Let x0 of type ι be given.
Let x1 of type ι → ι → ι be given.
Let x2 of type ι → ι → ι be given.
Let x3 of type ι → ι → ι be given.
Let x4 of type ι be given.
Let x5 of type ι → ι → ι be given.
Let x6 of type ι → ι → ι → ι be given.
Let x7 of type ι → ι → ι be given.
Let x8 of type ι → ι → ι → ι be given.
Let x9 of type ι → ι → ι → ι be given.
Let x10 of type ι → ι → ι be given.
Let x11 of type ι → ι → ι be given.
Let x12 of type ι → ι → ι be given.
Let x13 of type ι → ι → ι be given.
Apply unknownprop_5ceb8947b687470b8a869850421d6b4843b70db05b8766501f5c9a258e737718 with
λ x14 x15 : ι → (ι → ι → ι) → (ι → ι → ι) → (ι → ι → ι) → ι → (ι → ι → ι) → (ι → ι → ι → ι) → (ι → ι → ι) → (ι → ι → ι → ι) → (ι → ι → ι → ι) → (ι → ι → ι) → (ι → ι → ι) → (ι → ι → ι) → (ι → ι → ι) → ο . x15 x0 x1 x2 x3 x4 x5 x6 x7 x8 x9 x10 x11 x12 x13 ⟶ ∀ x16 : ο . (Loop_with_defs x0 x1 x2 x3 x4 x5 x6 x7 x8 x9 x10 x11 x12 x13 ⟶ (∃ x17 . and (In x17 x0) (∃ x18 . and (In x18 x0) (∃ x19 . and (In x19 x0) (∃ x20 . and (In x20 x0) (∃ x21 . and (In x21 x0) (not (x6 x21 (x1 (x3 x4 x17) (x9 x18 x19 x17)) x20 = x4))))))) ⟶ x16) ⟶ x16.
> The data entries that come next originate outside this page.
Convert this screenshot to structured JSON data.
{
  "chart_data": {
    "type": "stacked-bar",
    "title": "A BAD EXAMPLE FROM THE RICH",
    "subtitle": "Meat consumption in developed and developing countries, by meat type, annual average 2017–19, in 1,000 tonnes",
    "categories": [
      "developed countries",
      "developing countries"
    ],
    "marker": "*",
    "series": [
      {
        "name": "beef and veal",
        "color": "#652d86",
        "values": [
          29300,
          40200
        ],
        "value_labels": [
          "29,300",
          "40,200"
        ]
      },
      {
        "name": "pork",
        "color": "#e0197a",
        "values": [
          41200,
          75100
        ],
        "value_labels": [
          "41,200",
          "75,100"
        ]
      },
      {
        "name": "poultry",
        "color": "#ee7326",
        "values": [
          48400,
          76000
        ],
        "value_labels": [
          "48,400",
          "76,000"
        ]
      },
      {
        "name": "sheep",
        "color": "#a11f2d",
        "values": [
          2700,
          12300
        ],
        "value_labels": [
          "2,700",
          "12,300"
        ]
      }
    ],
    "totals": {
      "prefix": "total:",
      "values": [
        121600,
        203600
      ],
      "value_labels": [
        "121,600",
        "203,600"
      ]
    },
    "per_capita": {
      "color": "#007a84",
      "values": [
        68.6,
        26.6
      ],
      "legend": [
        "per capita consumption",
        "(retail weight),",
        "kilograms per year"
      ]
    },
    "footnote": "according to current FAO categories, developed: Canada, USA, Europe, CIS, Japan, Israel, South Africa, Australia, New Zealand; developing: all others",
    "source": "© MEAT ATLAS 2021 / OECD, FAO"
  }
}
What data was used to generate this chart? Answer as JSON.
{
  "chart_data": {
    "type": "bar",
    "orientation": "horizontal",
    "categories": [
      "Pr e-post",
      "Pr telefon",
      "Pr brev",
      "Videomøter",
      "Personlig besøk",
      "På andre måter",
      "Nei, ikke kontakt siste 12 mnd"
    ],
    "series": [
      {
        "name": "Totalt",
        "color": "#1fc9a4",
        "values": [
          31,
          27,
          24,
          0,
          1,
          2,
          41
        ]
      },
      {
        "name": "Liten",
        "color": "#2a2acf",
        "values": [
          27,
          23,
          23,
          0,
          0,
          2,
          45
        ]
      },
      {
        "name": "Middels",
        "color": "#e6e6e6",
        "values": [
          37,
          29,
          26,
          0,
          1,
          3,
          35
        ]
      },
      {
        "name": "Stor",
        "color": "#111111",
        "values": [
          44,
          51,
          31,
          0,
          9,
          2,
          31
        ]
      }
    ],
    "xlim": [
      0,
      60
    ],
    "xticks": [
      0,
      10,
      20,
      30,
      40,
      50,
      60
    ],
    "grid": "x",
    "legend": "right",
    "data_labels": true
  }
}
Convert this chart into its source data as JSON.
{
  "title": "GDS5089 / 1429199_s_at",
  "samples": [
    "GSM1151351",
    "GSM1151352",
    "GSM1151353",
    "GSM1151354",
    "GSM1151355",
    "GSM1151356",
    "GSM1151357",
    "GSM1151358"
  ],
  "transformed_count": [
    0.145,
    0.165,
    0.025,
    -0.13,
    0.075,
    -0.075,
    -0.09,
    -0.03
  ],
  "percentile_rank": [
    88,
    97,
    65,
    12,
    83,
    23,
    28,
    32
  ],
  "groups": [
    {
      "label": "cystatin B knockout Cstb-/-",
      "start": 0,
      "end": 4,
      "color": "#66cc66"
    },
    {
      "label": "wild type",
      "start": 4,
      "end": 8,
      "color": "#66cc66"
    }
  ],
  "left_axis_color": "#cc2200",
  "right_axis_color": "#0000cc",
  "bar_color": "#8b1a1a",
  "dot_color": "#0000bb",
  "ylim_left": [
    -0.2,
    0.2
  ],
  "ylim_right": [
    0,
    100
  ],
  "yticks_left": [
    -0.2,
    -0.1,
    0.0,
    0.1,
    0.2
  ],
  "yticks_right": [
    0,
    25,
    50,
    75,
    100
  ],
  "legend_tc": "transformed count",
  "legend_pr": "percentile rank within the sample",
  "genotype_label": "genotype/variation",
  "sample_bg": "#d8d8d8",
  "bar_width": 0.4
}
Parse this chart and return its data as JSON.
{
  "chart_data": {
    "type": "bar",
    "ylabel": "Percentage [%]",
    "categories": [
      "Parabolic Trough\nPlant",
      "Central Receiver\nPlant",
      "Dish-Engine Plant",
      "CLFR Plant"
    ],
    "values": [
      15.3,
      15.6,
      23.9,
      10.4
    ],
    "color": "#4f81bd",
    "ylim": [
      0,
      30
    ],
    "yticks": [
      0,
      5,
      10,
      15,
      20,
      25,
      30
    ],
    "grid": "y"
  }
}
The subproof is completed by applying andE with
Loop_with_defs x0 x1 x2 x3 x4 x5 x6 x7 x8 x9 x10 x11 x12 x13,
∃ x14 . and (In x14 x0) (∃ x15 . and (In x15 x0) (∃ x16 . and (In x16 x0) (∃ x17 . and (In x17 x0) (∃ x18 . and (In x18 x0) (not (x6 x18 (x1 (x3 x4 x14) (x9 x15 x16 x14)) x17 = x4)))))).